In reading about attachment, I realized that I have no idea what it would be like to be denied it. It just wouldn’t have occurred to me. She always made me feel like a blessing in her life, never a mistake, and there was no price of admission. Her love was unconditional even when I was not being particularly praiseworthy. I knew it was there even when she was not being particularly praiseworthy either.
I don’t think the bad things that happened are all right. I’ve never dismissed them. They still sting. I am mindful of them. I accept that I can’t change the past. It’s done. To pine after a better childhood is a preoccupation with the impossible. Our lives are lived in the present. The future is where the possibilities lie. I’ve met any number of self-congratulatory people who assume I fantasize about being more like them, but I realize appearances can be deceiving. Over their shoulders, I too often see childhoods of emotional sterility, of benign brutality. No one should go through what I did, but also no one should be denied the unconditional love I enjoyed.
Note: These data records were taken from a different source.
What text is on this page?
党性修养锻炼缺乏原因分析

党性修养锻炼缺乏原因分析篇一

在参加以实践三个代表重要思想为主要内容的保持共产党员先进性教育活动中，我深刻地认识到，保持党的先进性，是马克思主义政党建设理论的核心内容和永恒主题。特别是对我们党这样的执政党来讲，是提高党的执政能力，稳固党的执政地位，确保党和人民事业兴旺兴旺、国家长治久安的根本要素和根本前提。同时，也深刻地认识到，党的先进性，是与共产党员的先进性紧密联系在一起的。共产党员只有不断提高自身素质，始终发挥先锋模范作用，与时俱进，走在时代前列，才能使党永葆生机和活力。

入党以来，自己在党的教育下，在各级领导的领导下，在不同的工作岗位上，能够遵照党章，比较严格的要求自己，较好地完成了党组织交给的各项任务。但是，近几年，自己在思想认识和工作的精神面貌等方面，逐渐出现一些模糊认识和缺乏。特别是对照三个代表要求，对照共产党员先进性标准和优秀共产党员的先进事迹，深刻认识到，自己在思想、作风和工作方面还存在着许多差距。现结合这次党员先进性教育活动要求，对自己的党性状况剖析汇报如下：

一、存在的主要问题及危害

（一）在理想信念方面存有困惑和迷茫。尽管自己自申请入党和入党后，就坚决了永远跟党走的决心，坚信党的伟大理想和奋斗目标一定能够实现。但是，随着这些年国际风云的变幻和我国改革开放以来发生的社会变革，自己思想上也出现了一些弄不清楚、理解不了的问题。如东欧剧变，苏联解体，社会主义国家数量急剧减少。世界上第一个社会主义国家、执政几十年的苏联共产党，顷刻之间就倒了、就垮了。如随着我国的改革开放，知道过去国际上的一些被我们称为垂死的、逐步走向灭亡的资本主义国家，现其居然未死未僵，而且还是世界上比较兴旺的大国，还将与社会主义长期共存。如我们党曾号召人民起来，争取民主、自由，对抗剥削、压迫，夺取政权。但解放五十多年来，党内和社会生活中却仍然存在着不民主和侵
I know my mother worried a lot about whether she had permanently harmed me. I doubt she recognized her successes even though she was delighted to see mine, much owing to her. My mother didn’t read a book on child development. What she got right, she did by just being herself, through love and self-sacrifice. She did so in defiance of a life of suffering that would have broken most of us. It was a tragedy that I was her child, and it was a blessing.
So here is my posthumous Mother’s Day card:
I don’t remember my childhood with resentment. I do not want to rewrite it any more than I would relive it. I wish instead that you were in the present and the future of my life, and of the lives of your grandchildren—whom, thanks to you, I love very much.